Cheshire and Wirral Partnership NHS Foundation Trust (CWP) provides mental health services for children, adults and older people, as well as learning disability and drug and alcohol services. We are also contracted to deliver physical health services throughout Western Cheshire.
What is the aim of the NHS Foundation Trust?
To deliver world-class clinical care to the children we treat. To undertake innovative research that will lead to new and improved treatments for children everywhere. To share our expertise through education and the training of children’s healthcare professionals so that more children benefit from our work.
What services are provided in the NHS Foundation Trust?
NHS foundation trusts are not-for-profit, public benefit corporations. They are part of the NHS and provide over half of all NHS hospital, mental health and ambulance services. NHS foundation trusts were created to devolve decision making from central government to local organisations and communities.
What does a community learning disability team do?
The purpose of the CLDT is to provide specialist health and social care services to people with learning disabilities and their carers whose lives and needs are so complex that universal services are unable to meet their needs.
Where is the CWP primary major incident room located?
The Major Incident Room is located in the Community Service Hub Office within the Portacabin of LHCH premises.
How do you get a CWP?
In order to be a qualified children’s wellbeing practitioner (CWP) you will need to complete a Graduate / Post Graduate Certificate training course that is commissioned by Health Education England (HEE).
Is a CWP a therapist?
A child wellbeing practitioner (CWP) is a mental health professional who works with children and young people to increase access to mental health and wellbeing support. Based on psychology and therapy, as a CWP, you often work with children and youths who have mild to moderate common mental health conditions.
What qualifications do I need to be a wellbeing practitioner?
Training. You need to apply for a post as a trainee or apprentice PWP in an IAPT service to access the training. All PWPs will complete an accredited IAPT training course which typically consists of 45 days of academic work (one day per week) alongside supervised practice, usually over an academic year.
What is the difference between an NHS Trust and an NHS Foundation Trust?
Foundation trusts have some managerial and financial freedom when compared to NHS trusts. The introduction of foundation trusts represented a change in the history of the National Health Service and the way in which hospital services are managed and provided.
What is an NHS trust and how do they work?
NHS trusts are public sector bodies established by parliamentary order by the secretary of state for health to provide healthcare services to the NHS. They have a board of executive and non-executive directors, and are accountable to the secretary of state.

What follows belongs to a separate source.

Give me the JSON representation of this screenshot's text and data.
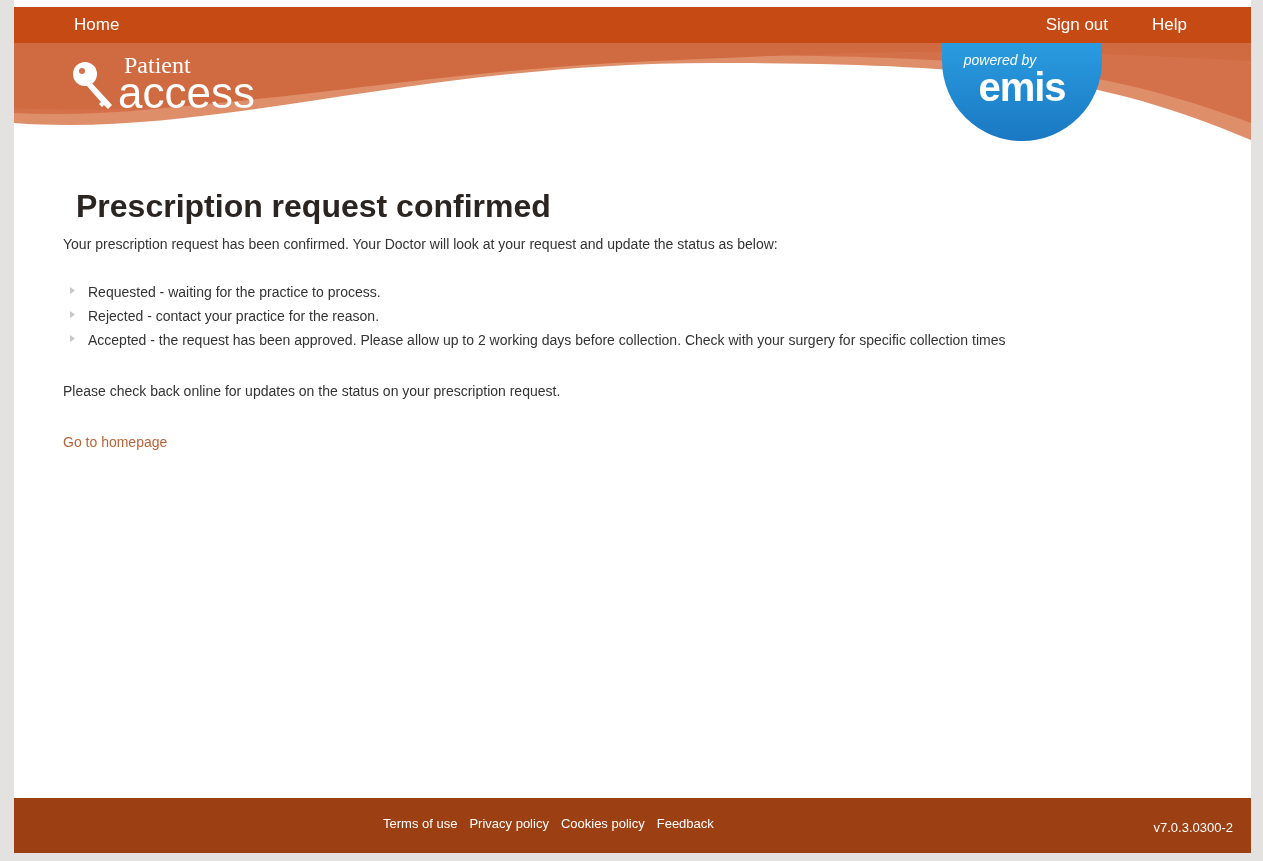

What is the legal status of an NHS Foundation Trust?
An NHS Trust is an ORGANISATION. An NHS Trust is a legal entity, set up by order of the Secretary of State under section 25 of, and Schedule 4 to, the National Health Service Act 2006, to provide goods and services for the purposes of the health service.
What is the biggest NHS trust in UK?
- Fast facts. Barts Health is the largest NHS trust in London and one of Britain’s leading healthcare providers:
- St Bartholomew’s Hospital.
- The Royal London Hospital.
- Mile End Hospital.
- Whipps Cross Hospital.
- Newham Hospital.
What type of business is NHS trust?
An NHS Foundation Trust is a not-for-profit, public benefit corporation. NHS Foundation Trusts were established by section 30 of, and Schedule 7 to, the National Health Service Act 2006.
Is a NHS trust a hospital?
Acute NHS Trusts provide services such as accident and emergency departments, inpatient and outpatient medicine and surgery and in some cases very specialist medical care. They provide secondary care, ranging from relatively small district hospitals to large city teaching hospitals.
What is the LD team in the NHS?
Our programme is about making health and care services better so that more people with a learning disability, autism or both can live in the community, with the right support, and close to home.
What are the four categories of learning disability on the continuum?
We currently use the terms profound, severe, moderate and mild to make a distinction between different levels of need. These categories are not rigid and there are no clear dividing lines between the different groups.
What does a community learning disability nurse do?
Community learning disability nurses offer assessment, advice and support on many healthcare issues including: Physical Health and Wellbeing. Mental health and Well being. Support for a parent/parents with a learning disability.
What are the 4 stages of a major incident?
Most major incidents can be considered to have four stages: • the initial response; the consolidation phase; • the recovery phase; and • the restoration of normality.